Этого я отрицать не мог.
– Было бы глупо закрывать глаза на некоторые тревожные обстоятельства и факты. Как известно, убийство – преступление, не имеющее возрастных ограничений. Тем не менее трудно вообразить, что девятилетняя девочка справилась со взрослым мужчиной, своим отцом. И все, что произошло после, его отрубленная голова, закопанная в поле… – пробормотал я.
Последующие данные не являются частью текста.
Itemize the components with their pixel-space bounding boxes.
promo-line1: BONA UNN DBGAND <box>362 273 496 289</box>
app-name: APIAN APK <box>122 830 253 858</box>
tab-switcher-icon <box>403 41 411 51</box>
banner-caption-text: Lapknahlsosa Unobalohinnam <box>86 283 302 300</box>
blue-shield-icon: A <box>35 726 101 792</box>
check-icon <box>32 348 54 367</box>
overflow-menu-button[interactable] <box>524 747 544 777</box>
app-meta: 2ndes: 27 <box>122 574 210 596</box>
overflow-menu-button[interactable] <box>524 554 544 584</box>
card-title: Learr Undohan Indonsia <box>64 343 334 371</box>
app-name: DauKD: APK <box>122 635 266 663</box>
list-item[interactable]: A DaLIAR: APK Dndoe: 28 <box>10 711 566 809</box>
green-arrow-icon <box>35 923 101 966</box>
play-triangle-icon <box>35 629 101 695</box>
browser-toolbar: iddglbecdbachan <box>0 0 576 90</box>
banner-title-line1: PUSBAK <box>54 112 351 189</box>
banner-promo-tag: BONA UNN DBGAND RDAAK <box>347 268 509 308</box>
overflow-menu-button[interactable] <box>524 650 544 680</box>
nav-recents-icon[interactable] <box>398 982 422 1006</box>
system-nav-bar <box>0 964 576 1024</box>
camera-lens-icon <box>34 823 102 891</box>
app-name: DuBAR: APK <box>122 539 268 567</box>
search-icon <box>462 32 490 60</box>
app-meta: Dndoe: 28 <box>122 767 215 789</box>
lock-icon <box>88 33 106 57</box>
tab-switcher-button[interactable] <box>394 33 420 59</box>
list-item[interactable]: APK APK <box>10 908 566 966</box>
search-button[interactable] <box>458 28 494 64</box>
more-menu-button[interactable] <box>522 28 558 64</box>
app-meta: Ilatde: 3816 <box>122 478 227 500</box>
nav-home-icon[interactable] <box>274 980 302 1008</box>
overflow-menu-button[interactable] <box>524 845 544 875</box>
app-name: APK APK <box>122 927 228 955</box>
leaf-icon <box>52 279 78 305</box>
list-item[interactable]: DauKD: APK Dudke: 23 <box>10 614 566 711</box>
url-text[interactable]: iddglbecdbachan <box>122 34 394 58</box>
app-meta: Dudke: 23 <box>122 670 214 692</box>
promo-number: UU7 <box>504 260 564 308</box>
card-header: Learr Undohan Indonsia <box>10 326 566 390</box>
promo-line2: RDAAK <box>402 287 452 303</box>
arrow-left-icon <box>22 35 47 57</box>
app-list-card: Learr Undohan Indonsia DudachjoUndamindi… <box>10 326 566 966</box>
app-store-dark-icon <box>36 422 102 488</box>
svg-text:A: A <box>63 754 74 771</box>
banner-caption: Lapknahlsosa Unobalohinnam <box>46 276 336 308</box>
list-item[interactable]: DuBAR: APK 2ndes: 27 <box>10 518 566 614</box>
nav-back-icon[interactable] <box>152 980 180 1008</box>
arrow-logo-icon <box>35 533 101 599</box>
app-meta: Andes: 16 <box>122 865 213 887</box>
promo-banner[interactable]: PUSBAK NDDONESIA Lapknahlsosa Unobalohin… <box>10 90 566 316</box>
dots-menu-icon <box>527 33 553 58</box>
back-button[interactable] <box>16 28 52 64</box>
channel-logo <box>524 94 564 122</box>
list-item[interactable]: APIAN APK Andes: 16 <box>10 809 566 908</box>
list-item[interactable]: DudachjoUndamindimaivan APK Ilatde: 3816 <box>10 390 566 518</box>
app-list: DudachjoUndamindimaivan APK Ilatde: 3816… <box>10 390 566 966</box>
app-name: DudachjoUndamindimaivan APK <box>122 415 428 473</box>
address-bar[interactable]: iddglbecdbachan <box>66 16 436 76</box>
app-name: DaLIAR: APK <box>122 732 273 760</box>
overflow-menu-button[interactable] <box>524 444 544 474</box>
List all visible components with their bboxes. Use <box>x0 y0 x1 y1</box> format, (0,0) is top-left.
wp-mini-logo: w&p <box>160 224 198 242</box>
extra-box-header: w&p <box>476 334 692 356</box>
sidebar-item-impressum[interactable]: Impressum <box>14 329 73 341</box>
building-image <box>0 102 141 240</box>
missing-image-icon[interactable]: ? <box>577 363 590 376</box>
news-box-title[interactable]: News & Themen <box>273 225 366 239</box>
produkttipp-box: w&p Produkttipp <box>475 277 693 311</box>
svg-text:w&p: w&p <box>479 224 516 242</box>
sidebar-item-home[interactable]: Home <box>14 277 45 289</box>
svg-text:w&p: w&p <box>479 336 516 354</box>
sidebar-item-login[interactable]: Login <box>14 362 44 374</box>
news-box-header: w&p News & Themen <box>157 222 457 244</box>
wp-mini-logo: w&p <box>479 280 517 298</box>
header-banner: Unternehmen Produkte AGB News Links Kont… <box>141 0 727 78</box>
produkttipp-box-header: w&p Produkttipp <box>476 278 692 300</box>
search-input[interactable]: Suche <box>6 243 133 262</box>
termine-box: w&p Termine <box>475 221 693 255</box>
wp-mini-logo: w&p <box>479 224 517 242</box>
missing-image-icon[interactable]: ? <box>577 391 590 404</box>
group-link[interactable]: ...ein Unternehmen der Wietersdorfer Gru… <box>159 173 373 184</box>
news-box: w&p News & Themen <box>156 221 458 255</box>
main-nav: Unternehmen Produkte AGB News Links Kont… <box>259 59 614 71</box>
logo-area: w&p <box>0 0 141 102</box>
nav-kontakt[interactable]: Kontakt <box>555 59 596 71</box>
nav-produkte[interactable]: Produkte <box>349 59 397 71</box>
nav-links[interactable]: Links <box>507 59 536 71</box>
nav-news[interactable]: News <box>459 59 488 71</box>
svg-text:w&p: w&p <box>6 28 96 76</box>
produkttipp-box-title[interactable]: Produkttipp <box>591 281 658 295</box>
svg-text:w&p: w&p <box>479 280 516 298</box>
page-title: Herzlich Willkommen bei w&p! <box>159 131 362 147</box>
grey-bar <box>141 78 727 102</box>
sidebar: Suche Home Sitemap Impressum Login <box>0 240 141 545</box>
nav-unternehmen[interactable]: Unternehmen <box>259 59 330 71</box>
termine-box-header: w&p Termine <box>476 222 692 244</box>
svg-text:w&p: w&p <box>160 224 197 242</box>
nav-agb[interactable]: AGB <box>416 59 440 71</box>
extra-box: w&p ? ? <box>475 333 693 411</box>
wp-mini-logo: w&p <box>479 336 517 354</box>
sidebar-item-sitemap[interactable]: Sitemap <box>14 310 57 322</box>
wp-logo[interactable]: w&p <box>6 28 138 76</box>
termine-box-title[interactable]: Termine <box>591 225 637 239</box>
– Не забывайте, что этот безумец был истощен длительным голодом и напряжением, а его дочь напугана до умопомрачения, – возразил доктор. – Страх, как известно, удесятеряет силы. Признаюсь, мне приходилось сталкиваться и с более невероятными преступлениями. Однако, несмотря на все свои переживания, ваша жена не испытывает чувства вины – не психологически, по крайней мере, что убеждает меня в том, что она не совершала его физически.
Я почувствовал дрожь в коленях и преодолел желание опуститься на стул, одним глотком допив коньяк.
– Вы в этом уверены?
– Вполне уверен. Ваша супруга, как вам, без сомнения, прекрасно известно, наделена выдающимися творческими способностями, а это означает, что она постоянно находится во власти своих идей, своих пристрастий и своего воображения. Кстати, именно ее бурное воображение может стать причиной некоторых проблем. Хотя я почти не сомневаюсь, что она не совершила ничего криминального, из этого отнюдь не следует, что события развивались именно так, как сохранила ее память.
– Я не совсем вас понимаю.
Доктор Р. замешкался. Пока он молчал, страх, терзавший меня, становился все более невыносимым.